Development and Verification of a Batch-Calibration Method for Plastic Scintillator In-Vivo Dosimetry
Abstract
Purpose
To develop a reliable batch‑calibration method and dose‑reading protocol for in-vivo scintillation imaging dosimetry during radiation therapy.
Methods
Plastic scintillators (DoseDots, 1.5 cm diameter; DoseOptics) were positioned at a series of known coordinates on an IC Profiler (Sun Nuclear Corporation). Placement accuracy was ensured with a laser‑cut acrylic template. The setup was irradiated at 100 cm source‑to‑surface distance (SSD) using a 6 MV, 30×30 cm² photon beam.

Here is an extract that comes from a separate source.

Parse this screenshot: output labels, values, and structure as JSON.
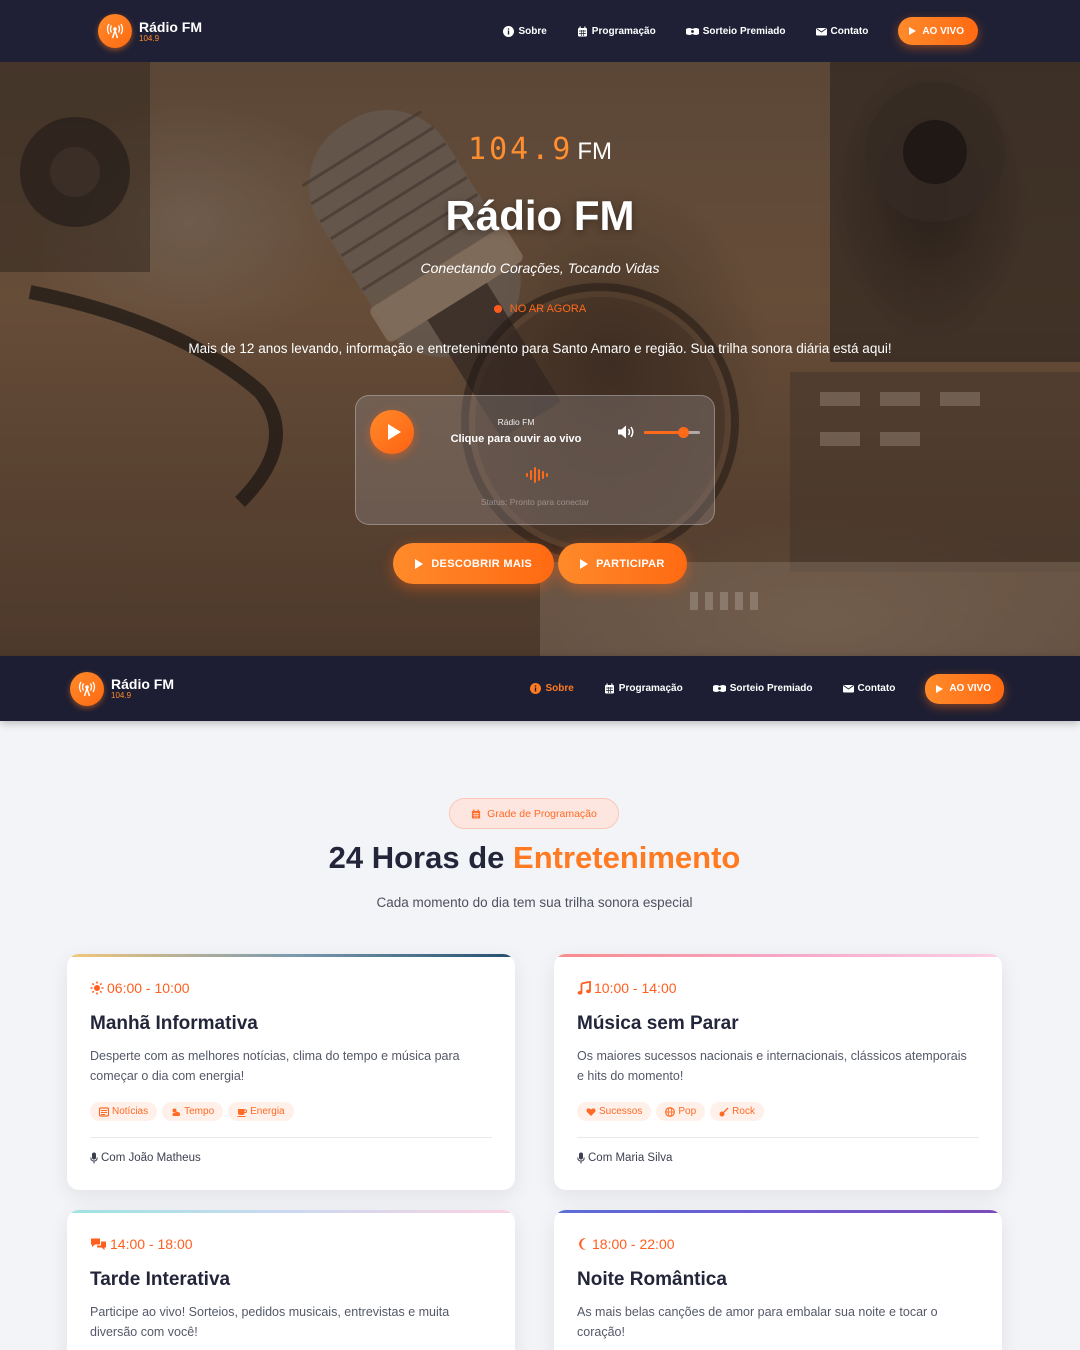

Light emitted from each scintillator was recorded at 16 fps with a gated, intensified CMOS camera (DoseOptics LLC). Using the same beam parameters, dose measurements were performed in a water tank at depths 1 mm (water‑equivalent depth of the DoseDots) and 9 mm (effective measurement point of the profiler ion chambers). This allowed for the extrapolation of the profiler‑reported doses to the exact locations of the DoseDots. Raw images were background subtracted and flat‑field corrected. In each frame, the scintillation signal from each DoseDot was fitted to an ellipse, and peak amplitudes were summed across all frames to yield cumulative intensity per DoseDot. Calibration factors for various batches of DoseDots were expressed in counts/cGy. Additionally, dose‑linearity (40-800cGy), dose‑rate dependence (100-600 MU/min), and energy dependence (6-18 MV) were evaluated.
Results
The derived calibration factors demonstrated high intra-batch consistency with a coefficient of variation (CV) of 1.0%. Each DoseDot exhibited a linear dose response (R²=0.99) over the tested range. Dose-rate dependence and energy dependence tests yielded CVs of 2.6% and 1.6%, respectively.
Conclusion
The proposed workflow yields highly reproducible calibration factors, minimal dose-rate and energy dependence, as well as robust linearity, all of which are key for reliable, batch-calibration of plastic scintillators for in-vivo patient dosimetry.